趙儼は一礼した後、使者から文を受け取り曹昂に渡した。
「さて、どんな者が応じたのかな?」
曹昂は楽しそうに呟きながら文を広げた。
龐羲。
鄧芝伯苗。
張粛君矯。
張松子喬。
鄭度。
鄧賢。
孟達子敬。
彭羕永言。
法正孝直。
張裔君嗣。
「おお、思っていたよりも多いな」
何人か、誰この人?と思う者は居たが、殆ど前世の知識の中にある名前ばかりであった。
「今の所は、その名簿に書かれている者達だけですが。もう少しお時間頂ければ、増やす事が出来ると思います」
「いや、これだけでも十分だ。確認だが、この者達は声を掛けたら、朝廷に来るのだな?」
「はい。本人達の意思を確認したので、間違いなく来ます」
確認をすると、力強く返事をしてきた。
これなら大丈夫だと判断できた。
「では、鄴に来るように手配を。方法はそちらにお任せする」
「はっ。お任せを。師君様も必ず要望に応えると申しておりました」
使者がそう言うのを聞いた曹昂は気になって訊ねた。
「そう言えば、盧夫人はお元気か?」
張魯が漢中郡で独立を果たした際、怒った劉璋が張魯の弟を捕まえて処刑したが、その時盧夫人だけは逃げる事が出来たので、どうなっているのかなと思い訊ねた。
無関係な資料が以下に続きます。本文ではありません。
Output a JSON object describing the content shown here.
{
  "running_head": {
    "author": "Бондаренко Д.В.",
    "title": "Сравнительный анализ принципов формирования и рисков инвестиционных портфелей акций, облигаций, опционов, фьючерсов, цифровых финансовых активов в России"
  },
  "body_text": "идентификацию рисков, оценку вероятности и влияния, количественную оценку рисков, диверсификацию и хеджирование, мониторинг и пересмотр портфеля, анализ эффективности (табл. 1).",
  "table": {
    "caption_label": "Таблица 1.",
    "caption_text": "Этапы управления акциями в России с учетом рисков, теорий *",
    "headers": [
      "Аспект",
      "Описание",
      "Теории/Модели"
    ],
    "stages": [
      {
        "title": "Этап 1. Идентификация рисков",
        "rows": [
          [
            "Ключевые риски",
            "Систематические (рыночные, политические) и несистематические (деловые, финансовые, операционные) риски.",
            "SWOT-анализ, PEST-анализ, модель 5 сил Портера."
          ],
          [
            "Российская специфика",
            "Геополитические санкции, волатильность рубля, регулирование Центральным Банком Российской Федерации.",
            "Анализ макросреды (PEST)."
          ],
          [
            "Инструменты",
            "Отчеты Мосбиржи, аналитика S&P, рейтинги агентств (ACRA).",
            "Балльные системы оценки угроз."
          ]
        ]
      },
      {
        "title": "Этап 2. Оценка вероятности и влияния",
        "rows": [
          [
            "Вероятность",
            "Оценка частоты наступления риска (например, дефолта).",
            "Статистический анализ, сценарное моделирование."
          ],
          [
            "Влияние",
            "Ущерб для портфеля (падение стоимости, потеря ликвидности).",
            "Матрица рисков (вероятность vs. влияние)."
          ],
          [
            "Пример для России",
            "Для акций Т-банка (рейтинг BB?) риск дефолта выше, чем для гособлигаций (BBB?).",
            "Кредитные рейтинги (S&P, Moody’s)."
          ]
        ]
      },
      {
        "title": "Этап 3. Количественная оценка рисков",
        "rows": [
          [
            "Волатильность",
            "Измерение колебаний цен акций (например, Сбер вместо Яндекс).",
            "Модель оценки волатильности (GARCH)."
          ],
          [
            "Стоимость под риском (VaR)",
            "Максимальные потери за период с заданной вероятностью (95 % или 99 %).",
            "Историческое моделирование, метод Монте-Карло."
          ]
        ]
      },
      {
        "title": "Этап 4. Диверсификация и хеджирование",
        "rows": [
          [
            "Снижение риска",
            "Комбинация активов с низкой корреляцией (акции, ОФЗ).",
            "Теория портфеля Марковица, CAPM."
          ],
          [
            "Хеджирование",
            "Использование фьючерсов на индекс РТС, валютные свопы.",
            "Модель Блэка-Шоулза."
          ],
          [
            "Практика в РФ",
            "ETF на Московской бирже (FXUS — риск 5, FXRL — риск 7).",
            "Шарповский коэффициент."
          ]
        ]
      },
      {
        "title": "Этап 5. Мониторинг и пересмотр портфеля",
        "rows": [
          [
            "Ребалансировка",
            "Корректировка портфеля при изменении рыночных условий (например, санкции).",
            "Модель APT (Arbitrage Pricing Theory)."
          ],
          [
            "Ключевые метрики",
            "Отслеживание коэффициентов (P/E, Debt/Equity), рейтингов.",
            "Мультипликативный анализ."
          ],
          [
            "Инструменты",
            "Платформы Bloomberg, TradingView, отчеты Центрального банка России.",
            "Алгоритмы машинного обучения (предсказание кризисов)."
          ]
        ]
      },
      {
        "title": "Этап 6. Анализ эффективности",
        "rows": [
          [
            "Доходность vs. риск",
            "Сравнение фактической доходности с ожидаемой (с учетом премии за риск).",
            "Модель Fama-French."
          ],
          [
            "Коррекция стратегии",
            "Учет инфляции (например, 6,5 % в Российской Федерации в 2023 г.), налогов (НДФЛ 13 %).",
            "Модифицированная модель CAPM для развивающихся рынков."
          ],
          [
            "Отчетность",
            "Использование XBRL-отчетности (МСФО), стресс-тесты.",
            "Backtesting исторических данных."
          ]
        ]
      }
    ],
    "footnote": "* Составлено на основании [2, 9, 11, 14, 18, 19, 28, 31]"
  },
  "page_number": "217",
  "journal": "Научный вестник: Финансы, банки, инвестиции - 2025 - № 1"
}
「はっ。御母堂様も変わりなく。それと、子脩様に会えた時は『あの時の助言で助かりました』と伝えて欲しいと言われました」
漢中に居た頃は世話になったのでそのお礼に教えただけなので、其処まで有り難がらなくてもいいのに曹昂は思いつつ答えた。
「まぁ、世話になったからお礼をしただけだ」
「師君様も感謝すると申しておりました」
使者は曹昂に感謝しながらその場を後にした。
同じ頃。
城内にある一室。
曹操は郭嘉と話し合っていた。
「高幹の下に呂曠と呂翔の二人を送るだと?」
「はい。并州は順調に制圧しておりますが、高幹が壺関県に籠っております。この地は要害だそうです。其処を落すにしても時間と兵を消耗するでしょう」
「そうだな。それで二人を送ると?」
「はい。埋伏の計にございます」
「ふむ。呂曠達は応じるかもしれんが、高幹は二人を受け入れるか?」
袁尚に仕えていたが、辛毗の説得により袁譚に仕えた後、曹操に仕えるという呂布顔負けの不忠を働いている呂曠達は家中から裏切り者という目で見られていた。
それを払拭する為には功績を立てるしかなかった。
なので、二人は曹操が命じれば応じるだろう。
「高幹は応じると思います。何せ、方々に使者を放っても断られているのです。今は誰でも味方になる者が欲しいと思っている筈です。二人を送りこみ、時が来たら城門を開けさせるのです」
「分かった。お主に任せる」
「はっ」
曹操から一任された郭嘉は一礼した後、呂曠達に伝える為その場を離れた。